Re: [RFC] kernel facilities for cache prefetching

From: Wu Fengguang
Date: Thu May 04 2006 - 08:38:48 EST


On Wed, May 03, 2006 at 02:45:53PM -0700, Linda Walsh wrote:
> 1. As you mention; reading files "sequentially" through the file
> system is "bad" for several reasons. Areas of interest:
> a) don't go through the file system. Don't waste time doing
> directory lookups and following file-allocation maps; Instead,
> use raw-disk i/o and read sectors in using device & block number.

Sorry, it does not fit in the linux's cache model.

> b) Be "dynamic"; "Trace" (record (dev&blockno/range) blocks
> starting ASAP after system boot and continuing for some "configurable"
> number of seconds past reaching the desired "run-level" (coinciding with
> initial disk quiescence). Save as "configurable" (~6-8?) number of
> traces to allow finding the common initial subset of blocks needed.

It is a alternative way of doing the same job: more precise, with more
complexity and more overhead. However the 'blockno' way is not so
tasteful.

> c) Allow specification of max# of blocks and max number of "sections"
> (discontiguous areas on disk);

Good point, will do it in my work.

> d) "Ideally", would have a way to "defrag" the common set of blocks.
> I.e. -- moving the needed blocks from potentially disparate areas of
> files into 1 or 2 contiguous areas, hopefully near the beginning of
> the disk (or partition(s)).
> That's the area of "boot" pre-caching.

I guess poor man's defrag would be good enough for the seeking storm.

> Next is doing something similar for "application" starts. Start tracing
> when an application is loaded & observe what blocks are requested for
> that app for the first 20 ("configurable") seconds of execution. Store
> traces on a per-application basis. Again, it would be ideal if the
> different files (blocks, really), needed by an application could be
> grouped so that sequentially needed disk-blocks are stored sequentially
> on disk (this _could_ imply the containing files are not contiguous).
>
> Essentially, one wants to do for applications, the same thing one does
> for booting. On small applications, the benefit would likely be negligible,
> but on loading a large app like a windowing system, IDE, or database app,
> multiple configuration files could be read into the cache in one large
> read.
>
> That's "application" pre-caching.

Yes, it is a planned feature, will do it.

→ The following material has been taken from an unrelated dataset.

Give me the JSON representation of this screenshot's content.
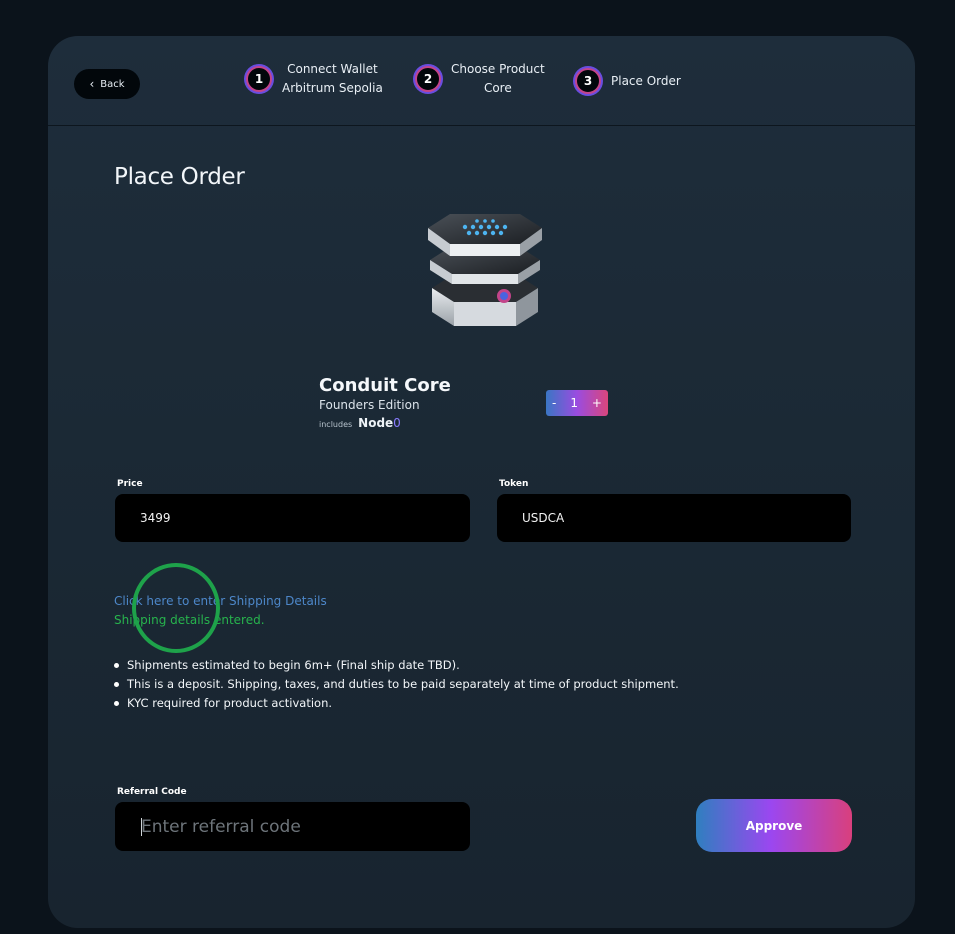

> A third area -- that can't be easily done in the kernel, but would
> require a higher skill level on the part of application and library
> developers, is to move towards using "delay-loaded" libraries. In
> Windows, it seems common among system libraries to use this feature.
> An obvious benefit -- if certain features of a program are not used,
> the associated libraries are never loaded. Not loading unneeded parts
> of a program should speed up initial application load time, significantly.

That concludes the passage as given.